ユダヤ人たちは、イエスに激しい反感を持って「あなたは、こんなことをするからには、どんなしるしをわたしたちに見せるつもりか」と言っています。こんなことをする権威がお前にあるのか、とイエスに詰め寄っているのです。

 それに対してイエスは「この神殿を壊してみよ。三日で建て直してみせる」と答えています。それを聞いたユダヤ人たちは尚更びっくりして、「この神殿は建てるのに四十六年もかかったのに、あなたは三日で建て直すのか」と言っています。

イエスの言う「神殿」とは、イエスご自身のことです。人間の「商売の家」にしてしまっている。それを、神との交わりに生きる本来の場に戻そうとしておられるのです。私たちは今、イエスを通して、イエスの祈りに合わせて、神のみ前に出る事が許されているだけでなく、その神との交わりに生きる恵みさえも与えられているのです。本来あり得ない恵みです。「三日」という言葉は、イエスの復活を指し示しています。イエスの死と復活によって、新しい礼拝、まことの礼拝が確立しました。イエスという真の神殿が私たちに与えられています。もはや犠牲の動物を捧げる必要もありません。むしろ、あるがままの私たちを捧げるところに意味があります。

イエスはご自分のからだを通して、新しいまことの神殿である「教会」を打ち立てて下さいました。ですから、教会はキリストの体とも呼ばれます。教会は、復活されたイエスが生きておられるところです。そのイエスのもとに呼び集められ、その救いにあずかり、イエスと結び合わされた人々の集まりが教会なのです。私たちは、洗礼を受けることによってその教会の一員となります。
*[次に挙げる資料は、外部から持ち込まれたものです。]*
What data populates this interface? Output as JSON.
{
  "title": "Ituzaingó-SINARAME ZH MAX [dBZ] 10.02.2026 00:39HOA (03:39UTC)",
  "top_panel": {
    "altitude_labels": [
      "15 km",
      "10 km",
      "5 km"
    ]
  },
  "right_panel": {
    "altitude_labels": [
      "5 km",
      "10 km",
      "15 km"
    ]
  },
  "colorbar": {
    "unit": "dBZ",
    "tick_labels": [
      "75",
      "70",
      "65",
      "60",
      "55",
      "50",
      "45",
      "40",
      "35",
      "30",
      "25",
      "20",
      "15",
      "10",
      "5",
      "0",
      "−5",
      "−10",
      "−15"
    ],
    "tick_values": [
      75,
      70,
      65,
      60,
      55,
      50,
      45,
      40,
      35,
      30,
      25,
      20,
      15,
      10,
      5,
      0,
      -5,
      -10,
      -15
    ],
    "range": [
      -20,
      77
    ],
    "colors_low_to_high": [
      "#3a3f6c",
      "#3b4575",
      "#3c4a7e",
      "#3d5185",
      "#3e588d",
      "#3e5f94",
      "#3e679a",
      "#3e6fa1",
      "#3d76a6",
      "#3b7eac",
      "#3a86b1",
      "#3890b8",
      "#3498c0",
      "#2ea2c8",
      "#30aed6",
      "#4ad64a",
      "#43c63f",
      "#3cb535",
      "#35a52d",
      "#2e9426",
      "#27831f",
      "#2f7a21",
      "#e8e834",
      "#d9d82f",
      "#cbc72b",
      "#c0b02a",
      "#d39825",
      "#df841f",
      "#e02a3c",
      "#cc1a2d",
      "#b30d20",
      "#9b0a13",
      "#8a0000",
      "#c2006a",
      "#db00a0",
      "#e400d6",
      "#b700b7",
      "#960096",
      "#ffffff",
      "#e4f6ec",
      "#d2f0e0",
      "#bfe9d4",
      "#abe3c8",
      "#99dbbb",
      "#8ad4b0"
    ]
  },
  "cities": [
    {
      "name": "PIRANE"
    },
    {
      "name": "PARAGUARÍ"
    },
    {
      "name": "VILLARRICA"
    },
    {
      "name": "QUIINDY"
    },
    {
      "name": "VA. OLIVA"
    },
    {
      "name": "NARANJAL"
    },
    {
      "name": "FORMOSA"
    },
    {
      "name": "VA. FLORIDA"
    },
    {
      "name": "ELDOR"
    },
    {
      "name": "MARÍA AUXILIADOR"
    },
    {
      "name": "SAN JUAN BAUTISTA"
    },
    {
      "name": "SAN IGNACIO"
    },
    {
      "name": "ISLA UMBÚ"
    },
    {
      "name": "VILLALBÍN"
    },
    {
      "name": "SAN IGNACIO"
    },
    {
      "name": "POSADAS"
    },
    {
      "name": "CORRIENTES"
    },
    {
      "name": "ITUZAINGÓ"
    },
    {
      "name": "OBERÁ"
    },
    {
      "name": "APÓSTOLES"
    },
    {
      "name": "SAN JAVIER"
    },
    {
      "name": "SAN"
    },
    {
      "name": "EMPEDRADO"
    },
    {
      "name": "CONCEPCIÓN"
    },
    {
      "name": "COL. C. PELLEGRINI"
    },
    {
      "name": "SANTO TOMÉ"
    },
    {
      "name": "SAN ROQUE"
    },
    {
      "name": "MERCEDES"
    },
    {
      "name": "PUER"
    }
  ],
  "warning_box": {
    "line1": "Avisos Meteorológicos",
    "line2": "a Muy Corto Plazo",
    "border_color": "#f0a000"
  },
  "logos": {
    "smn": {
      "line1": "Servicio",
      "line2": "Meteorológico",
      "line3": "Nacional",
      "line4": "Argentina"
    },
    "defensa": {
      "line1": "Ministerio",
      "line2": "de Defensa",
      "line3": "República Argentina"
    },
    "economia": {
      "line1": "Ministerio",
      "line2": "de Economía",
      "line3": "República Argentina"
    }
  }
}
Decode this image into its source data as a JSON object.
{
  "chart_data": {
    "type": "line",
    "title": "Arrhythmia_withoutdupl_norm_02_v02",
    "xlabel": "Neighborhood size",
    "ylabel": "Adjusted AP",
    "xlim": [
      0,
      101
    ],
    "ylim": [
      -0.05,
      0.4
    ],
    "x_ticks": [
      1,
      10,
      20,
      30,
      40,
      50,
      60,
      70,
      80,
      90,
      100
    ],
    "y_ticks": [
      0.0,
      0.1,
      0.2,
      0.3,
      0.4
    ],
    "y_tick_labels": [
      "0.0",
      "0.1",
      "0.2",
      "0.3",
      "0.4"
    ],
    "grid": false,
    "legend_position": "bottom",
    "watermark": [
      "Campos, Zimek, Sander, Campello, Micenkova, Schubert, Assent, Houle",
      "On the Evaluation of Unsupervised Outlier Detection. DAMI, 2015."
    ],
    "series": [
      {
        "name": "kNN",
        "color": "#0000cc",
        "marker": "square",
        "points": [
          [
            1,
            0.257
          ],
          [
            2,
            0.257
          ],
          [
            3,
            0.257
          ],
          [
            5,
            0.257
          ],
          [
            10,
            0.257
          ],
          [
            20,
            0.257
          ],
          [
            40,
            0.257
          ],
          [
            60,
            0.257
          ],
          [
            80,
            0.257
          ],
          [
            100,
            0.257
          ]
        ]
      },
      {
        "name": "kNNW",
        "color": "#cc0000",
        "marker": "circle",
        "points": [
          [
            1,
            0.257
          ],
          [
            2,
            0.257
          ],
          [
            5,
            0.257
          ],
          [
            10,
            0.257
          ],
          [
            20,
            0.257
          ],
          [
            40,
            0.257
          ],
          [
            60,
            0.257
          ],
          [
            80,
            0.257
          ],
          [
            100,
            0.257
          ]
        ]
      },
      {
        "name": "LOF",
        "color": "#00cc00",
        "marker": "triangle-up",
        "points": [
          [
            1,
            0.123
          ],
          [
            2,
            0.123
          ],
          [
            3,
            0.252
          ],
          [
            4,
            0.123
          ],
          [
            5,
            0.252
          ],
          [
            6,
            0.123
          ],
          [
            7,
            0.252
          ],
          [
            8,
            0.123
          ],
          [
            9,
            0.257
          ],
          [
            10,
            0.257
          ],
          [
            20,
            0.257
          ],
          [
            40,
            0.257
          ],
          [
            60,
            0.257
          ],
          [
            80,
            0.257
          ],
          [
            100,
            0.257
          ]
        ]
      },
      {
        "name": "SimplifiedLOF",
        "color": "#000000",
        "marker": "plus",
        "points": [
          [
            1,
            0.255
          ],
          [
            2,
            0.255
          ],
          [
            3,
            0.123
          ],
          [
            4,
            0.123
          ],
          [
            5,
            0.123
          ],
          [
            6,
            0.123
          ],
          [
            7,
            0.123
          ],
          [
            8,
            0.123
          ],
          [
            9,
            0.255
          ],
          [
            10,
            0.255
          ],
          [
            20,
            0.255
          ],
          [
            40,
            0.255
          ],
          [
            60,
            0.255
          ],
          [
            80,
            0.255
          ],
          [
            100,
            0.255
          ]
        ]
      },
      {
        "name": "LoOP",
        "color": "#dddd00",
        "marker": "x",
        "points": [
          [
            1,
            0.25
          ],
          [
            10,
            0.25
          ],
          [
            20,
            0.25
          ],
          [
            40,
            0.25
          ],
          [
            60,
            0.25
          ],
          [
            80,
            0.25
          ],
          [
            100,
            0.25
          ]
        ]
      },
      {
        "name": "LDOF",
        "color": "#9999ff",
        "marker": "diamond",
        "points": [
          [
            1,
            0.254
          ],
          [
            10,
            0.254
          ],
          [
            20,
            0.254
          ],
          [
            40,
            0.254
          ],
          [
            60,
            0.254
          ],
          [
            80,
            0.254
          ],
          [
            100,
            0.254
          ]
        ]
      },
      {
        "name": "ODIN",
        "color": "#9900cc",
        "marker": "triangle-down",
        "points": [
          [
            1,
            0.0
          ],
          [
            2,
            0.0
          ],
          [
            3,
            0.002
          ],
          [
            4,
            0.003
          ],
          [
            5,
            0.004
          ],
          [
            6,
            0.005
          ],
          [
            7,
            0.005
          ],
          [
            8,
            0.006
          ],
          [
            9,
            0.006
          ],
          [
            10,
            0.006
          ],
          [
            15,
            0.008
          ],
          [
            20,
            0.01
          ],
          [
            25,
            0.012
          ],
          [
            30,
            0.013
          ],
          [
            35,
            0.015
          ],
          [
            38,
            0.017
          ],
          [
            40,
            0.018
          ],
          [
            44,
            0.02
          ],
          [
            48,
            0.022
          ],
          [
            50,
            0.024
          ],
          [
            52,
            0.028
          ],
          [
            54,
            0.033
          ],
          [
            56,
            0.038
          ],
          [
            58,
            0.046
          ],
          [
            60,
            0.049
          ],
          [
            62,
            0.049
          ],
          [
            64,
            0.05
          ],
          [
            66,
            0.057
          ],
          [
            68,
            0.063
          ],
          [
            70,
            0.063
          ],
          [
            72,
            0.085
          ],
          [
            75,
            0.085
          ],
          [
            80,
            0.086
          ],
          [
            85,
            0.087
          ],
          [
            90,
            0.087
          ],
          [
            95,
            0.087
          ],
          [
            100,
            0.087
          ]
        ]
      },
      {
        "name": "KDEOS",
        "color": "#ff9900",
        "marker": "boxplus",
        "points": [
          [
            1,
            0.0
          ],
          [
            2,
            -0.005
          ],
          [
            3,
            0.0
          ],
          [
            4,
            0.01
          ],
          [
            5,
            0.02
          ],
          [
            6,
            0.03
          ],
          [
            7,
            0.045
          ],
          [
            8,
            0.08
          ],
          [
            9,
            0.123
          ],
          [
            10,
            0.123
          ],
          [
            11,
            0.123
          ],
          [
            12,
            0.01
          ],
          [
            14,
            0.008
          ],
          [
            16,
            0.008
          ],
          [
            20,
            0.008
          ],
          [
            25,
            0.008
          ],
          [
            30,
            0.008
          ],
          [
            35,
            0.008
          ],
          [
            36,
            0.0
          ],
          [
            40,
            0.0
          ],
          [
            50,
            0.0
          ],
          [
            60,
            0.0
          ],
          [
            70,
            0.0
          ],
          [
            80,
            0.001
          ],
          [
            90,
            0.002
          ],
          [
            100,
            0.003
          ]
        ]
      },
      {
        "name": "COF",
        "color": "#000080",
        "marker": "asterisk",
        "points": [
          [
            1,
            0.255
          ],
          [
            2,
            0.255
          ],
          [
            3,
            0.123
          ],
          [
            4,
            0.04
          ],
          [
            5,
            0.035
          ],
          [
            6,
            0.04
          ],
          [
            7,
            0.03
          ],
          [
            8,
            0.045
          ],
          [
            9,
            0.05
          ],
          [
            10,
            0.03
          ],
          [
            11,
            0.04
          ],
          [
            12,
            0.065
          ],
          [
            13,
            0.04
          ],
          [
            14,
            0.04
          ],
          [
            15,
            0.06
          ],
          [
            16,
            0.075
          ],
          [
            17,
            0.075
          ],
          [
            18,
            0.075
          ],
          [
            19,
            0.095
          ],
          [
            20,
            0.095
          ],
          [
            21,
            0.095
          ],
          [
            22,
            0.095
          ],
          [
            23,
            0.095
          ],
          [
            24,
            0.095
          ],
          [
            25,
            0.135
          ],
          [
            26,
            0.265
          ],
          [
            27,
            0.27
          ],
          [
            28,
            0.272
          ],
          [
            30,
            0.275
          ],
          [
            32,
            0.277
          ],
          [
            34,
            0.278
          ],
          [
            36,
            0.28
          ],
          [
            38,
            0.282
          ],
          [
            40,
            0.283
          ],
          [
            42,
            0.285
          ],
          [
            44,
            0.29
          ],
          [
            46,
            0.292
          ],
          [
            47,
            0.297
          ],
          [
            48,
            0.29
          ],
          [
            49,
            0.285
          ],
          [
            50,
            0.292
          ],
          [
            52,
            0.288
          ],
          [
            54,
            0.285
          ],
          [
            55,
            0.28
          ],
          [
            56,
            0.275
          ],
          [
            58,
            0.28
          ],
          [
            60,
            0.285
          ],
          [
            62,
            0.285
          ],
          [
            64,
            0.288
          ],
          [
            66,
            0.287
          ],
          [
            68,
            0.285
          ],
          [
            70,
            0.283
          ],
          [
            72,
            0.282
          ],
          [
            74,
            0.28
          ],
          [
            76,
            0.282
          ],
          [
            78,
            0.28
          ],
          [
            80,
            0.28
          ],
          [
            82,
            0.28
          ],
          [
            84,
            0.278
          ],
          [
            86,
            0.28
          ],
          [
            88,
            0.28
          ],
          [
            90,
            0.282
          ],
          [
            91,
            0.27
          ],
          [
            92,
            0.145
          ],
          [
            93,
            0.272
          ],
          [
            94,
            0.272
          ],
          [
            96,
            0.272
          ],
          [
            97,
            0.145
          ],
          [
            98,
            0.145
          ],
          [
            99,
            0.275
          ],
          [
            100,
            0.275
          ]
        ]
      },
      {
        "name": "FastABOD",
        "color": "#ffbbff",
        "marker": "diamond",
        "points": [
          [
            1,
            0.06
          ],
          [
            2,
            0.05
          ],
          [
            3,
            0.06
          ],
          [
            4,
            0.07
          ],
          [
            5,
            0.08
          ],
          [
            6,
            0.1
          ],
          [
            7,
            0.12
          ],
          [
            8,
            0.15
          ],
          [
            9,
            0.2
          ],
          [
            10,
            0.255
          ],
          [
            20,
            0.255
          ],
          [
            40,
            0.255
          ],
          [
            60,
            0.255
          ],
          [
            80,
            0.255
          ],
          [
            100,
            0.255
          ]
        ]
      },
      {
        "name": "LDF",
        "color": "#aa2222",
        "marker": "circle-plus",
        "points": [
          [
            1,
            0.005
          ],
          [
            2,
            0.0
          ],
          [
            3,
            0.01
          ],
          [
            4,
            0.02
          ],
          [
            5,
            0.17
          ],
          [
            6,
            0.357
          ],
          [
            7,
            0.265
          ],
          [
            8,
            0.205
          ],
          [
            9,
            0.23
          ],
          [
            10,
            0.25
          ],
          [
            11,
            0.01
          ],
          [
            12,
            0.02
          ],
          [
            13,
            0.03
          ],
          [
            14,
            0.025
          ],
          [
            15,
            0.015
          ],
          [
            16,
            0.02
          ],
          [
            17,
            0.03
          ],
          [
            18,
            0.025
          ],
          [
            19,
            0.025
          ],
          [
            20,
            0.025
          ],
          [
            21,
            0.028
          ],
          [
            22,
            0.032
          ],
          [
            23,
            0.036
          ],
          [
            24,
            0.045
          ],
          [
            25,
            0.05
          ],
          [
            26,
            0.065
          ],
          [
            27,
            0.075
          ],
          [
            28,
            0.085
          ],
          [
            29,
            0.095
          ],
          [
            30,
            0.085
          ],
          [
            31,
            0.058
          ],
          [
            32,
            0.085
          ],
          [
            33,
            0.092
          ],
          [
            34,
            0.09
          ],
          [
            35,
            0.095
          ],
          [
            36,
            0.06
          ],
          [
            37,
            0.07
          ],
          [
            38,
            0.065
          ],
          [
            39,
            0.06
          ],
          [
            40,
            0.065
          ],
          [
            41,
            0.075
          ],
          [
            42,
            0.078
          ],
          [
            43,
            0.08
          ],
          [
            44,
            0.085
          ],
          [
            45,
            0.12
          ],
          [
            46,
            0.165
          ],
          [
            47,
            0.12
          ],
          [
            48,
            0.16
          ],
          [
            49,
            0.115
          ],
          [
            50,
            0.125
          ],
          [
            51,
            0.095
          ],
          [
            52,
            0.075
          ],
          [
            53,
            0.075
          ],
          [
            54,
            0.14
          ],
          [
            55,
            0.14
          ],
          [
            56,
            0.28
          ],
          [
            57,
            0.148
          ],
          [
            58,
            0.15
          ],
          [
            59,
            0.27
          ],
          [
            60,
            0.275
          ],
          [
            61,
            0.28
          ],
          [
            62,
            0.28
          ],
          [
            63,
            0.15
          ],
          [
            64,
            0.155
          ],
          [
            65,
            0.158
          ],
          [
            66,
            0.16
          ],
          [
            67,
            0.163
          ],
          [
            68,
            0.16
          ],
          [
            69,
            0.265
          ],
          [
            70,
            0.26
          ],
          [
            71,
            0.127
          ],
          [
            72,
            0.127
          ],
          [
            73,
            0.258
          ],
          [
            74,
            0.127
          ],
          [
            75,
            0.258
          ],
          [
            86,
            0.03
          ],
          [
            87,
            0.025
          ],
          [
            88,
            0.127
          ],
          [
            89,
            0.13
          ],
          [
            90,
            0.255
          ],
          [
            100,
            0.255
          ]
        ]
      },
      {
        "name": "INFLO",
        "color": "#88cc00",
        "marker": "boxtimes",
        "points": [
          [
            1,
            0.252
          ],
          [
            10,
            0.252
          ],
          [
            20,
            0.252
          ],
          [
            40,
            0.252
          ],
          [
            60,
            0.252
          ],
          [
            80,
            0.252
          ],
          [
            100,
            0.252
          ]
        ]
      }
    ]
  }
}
洗礼は、私たちがイエスの十字架の死と一つとなることによって罪から解放され、復活されたキリストの体の一部分として、新しい命、永遠の命を生き始める最初の恵みです。イエスの十字架の死と復活、そして聖霊の働きによって、キリストの体である教会がこの地上に築かれたのです。

 このことを弟子たちが信じることができたのは、教会の信仰に委ねて生きる人々の存在があってのことでした。私たちも、いまその教会の中で、世界中の人々と結ばれながら祈っています。教会の信仰が先にあるからこそ私たちは、様々な不条理の中にありながらも、信じる恵みを頂き、イエスと共に新たに生き始めるのです。

イエスは、この話しを過越祭が近づく中、エルサレムの神殿において語られました。過越祭は、エジプトで奴隷とされていたイスラエルの民を主が解放し、エジプトから脱出させて下さった時の主なる神の救いのみ業に由来しています。主の使いがエジプトの全ての初子を打つという恐るべきみ業をなさり、それによってイスラエルの民は解放されました。その時、イスラエルの初子は一人も打ち殺されることはありませんでした。「過越の小羊」の血がイスラエルの民の家の戸口に塗られ、それが目印となって、主の使いはその家を過ぎ越したからです。過越の小羊が犠牲となって死ぬことによって、イスラエルの初子は救われ、民全体が奴隷の苦しみから解放された、そのことを記念するのが過越祭です。このエジプトの奴隷状態からの解放の恵みによって、イスラエルの民は、主なる神の民、主を礼拝しつつ生きる民としての新しい歩みが始まります。

そのことが真の意味で実現したのは、イエス・キリストの十字架の死、そして復活したイエスのもとに教会が結集されることによってです。イエスが十字架につけられたのも、過越祭の時でした。このイエスを見、このイエスから大切な事を学びなさいと、弟子たちは語りました。イエスは私たちのために死んで下さった方です。それによって私たちが救われ、神を礼拝しつつ生きる神の民とされているのです。イエスの十字架の死によって実現したことは私たちの救いです。このイエスが、私たちに与えて礼拝の場が教会です。それは単に建物だけのことではありません。まことの礼拝は、キリストの十字架の死と復活によってこそ打ち立てられるものだからです。御復活に洗礼を受ける方々のために、特に祈りましょう。